Docker Lab

Why Containers? How Docker Differs from Traditional VMs

Before diving into the lab, it's worth understanding what Docker actually does at a fundamental level because containers are not virtual machines, and the distinction matters for security.

With a traditional VM, you're running an entire guest operating system on top of a hypervisor. Each VM gets its own kernel, its own memory management, its own everything. It's heavy — gigabytes of overhead, minutes to boot, and significant resource duplication if you're running ten VMs on one host.

Docker containers take a completely different approach. Instead of virtualising hardware, they use three Linux kernel features to create isolated environments that share the host's kernel:

Namespaces provide isolation. Each container gets its own PID namespace (it sees its own process tree starting from PID 1), its own network namespace (its own IP address and network stack), and its own mount namespace (its own filesystem view). A process inside a container literally cannot see processes in other containers or on the host. It thinks it's the only thing running.

cgroups (Control Groups) limit resources. You can cap how much CPU and memory a container uses, so one misbehaving container can't starve the others or crash the host. Without cgroups, a container running a memory-hungry process could bring down the entire system.

OverlayFS creates layered filesystems. Docker images are built in read-only layers — the base OS, then installed packages, then your application code. When a container runs, a thin writable layer is added on top. This means ten containers using the same base image share those layers on disk, and builds are fast because only changed layers need to be rebuilt.

The practical result: containers start in milliseconds (not minutes), use megabytes of overhead (not gigabytes), and you can run dozens on a single host. But the security tradeoff is real — they share the host kernel, so a kernel vulnerability could affect all containers. VMs have stronger isolation boundaries.
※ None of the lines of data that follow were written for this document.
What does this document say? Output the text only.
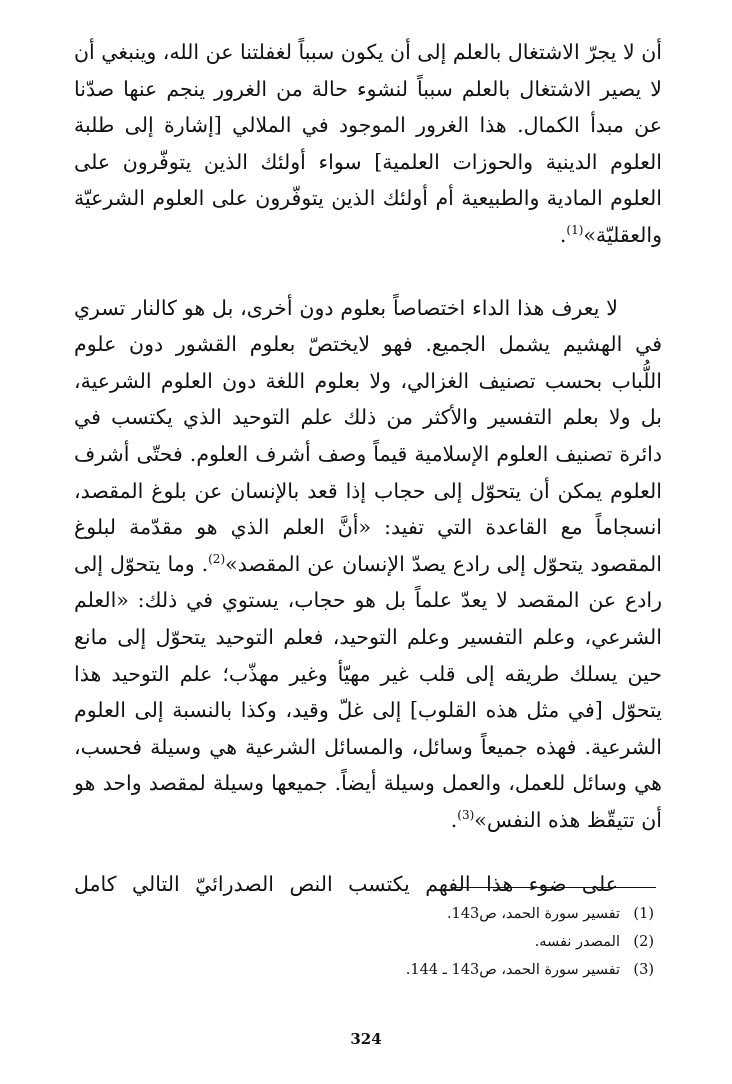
أن لا يجرّ الاشتغال بالعلم إلى أن يكون سبباً لغفلتنا عن الله، وينبغي أن لا يصير الاشتغال بالعلم سبباً لنشوء حالة من الغرور ينجم عنها صدّنا عن مبدأ الكمال. هذا الغرور الموجود في الملالي [إشارة إلى طلبة العلوم الدينية والحوزات العلمية] سواء أولئك الذين يتوفّرون على العلوم المادية والطبيعية أم أولئك الذين يتوفّرون على العلوم الشرعيّة والعقليّة»$^{(1)}$.

لا يعرف هذا الداء اختصاصاً بعلوم دون أخرى، بل هو كالنار تسري في الهشيم يشمل الجميع. فهو لايختصّ بعلوم القشور دون علوم اللُّباب بحسب تصنيف الغزالي، ولا بعلوم اللغة دون العلوم الشرعية، بل ولا بعلم التفسير والأكثر من ذلك علم التوحيد الذي يكتسب في دائرة تصنيف العلوم الإسلامية قيماً وصف أشرف العلوم. فحتّى أشرف العلوم يمكن أن يتحوّل إلى حجاب إذا قعد بالإنسان عن بلوغ المقصد، انسجاماً مع القاعدة التي تفيد: «أنَّ العلم الذي هو مقدّمة لبلوغ المقصود يتحوّل إلى رادع يصدّ الإنسان عن المقصد»$^{(2)}$. وما يتحوّل إلى رادع عن المقصد لا يعدّ علماً بل هو حجاب، يستوي في ذلك: «العلم الشرعي، وعلم التفسير وعلم التوحيد، فعلم التوحيد يتحوّل إلى مانع حين يسلك طريقه إلى قلب غير مهيّأ وغير مهذّب؛ علم التوحيد هذا يتحوّل [في مثل هذه القلوب] إلى غلّ وقيد، وكذا بالنسبة إلى العلوم الشرعية. فهذه جميعاً وسائل، والمسائل الشرعية هي وسيلة فحسب، هي وسائل للعمل، والعمل وسيلة أيضاً. جميعها وسيلة لمقصد واحد هو أن تتيقّظ هذه النفس»$^{(3)}$.

على ضوء هذا الفهم يكتسب النص الصدرائيّ التالي كامل

(1)
تفسير سورة الحمد، ص143.
(2)
المصدر نفسه.
(3)
تفسير سورة الحمد، ص143 ـ 144.
324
How Production Applications Use Docker

In a real production environment, the developer writes code and a Dockerfile (the recipe for building the image). They push to a Git repository, a CI/CD pipeline builds the Docker image, runs security scans, and if everything passes, deploys the image to the production server.

The key insight is that the developer never touches the server directly. Code flows through Git, gets packaged into an immutable image, scanned for vulnerabilities, and only then deployed. The image IS the environment — same libraries, same versions, same configuration everywhere. No more "it works on my machine."

For multi-container applications — a web server, an API backend, a database — Docker Compose orchestrates everything. One docker-compose.yml file defines all the services, their networking, storage volumes, and dependencies. A single docker compose up brings the entire stack online.

Now, let's build one.

Setting Up the Environment

I started with a fresh Ubuntu Server VM running on VMware Workstation Pro. The first order of business was getting Docker and Trivy installed.

Installing Git and creating the project directory structure

After installing Docker Engine and the Compose plugin, I installed Git and set up the project directories. The mkdir -p command with brace expansion creates the frontend, backend, and secrets directories in one go. There was a small hiccup with the path — mkdir -p ~/vulnerable-app{frontend,backend,secrets} missed the / separator, creating separate directories instead of subdirectories. A quick rm -rf and redo fixed it.

Trivy repository setup and installation on Ubuntu

I added Trivy from Aqua Security's repository using wget for the GPG key and added the deb repository for the Ubuntu Noble release. Trivy is an open-source vulnerability scanner that can inspect container images, filesystems, and configuration files for security issues — CVEs in OS packages, vulnerable application dependencies, hardcoded secrets, and Dockerfile misconfigurations. All in one tool. A quick trivy --version confirmed version 0.70.0 was ready to go.

Building the Intentionally Vulnerable Application

The Backend — A Flask API with Hardcoded Secrets

The backend is where I planted the most interesting vulnerabilities. The application is a simple Flask API that connects to a PostgreSQL database and serves user data. But it's riddled with security issues — by design.

Hardcoded credentials in the Flask application — database password, API key, AWS keys

Right at the top of app.py, you can see the hardcoded secrets: a database password (SuperSecret123!), an API key (sk-proj-abc123...), AWS access keys (AKIAIOSFODNN7EXAMPLE). In a real codebase, this would be catastrophic — anyone with access to the source code (or the built Docker image) can extract these credentials. Trivy's secret scanner is specifically designed to catch patterns like these.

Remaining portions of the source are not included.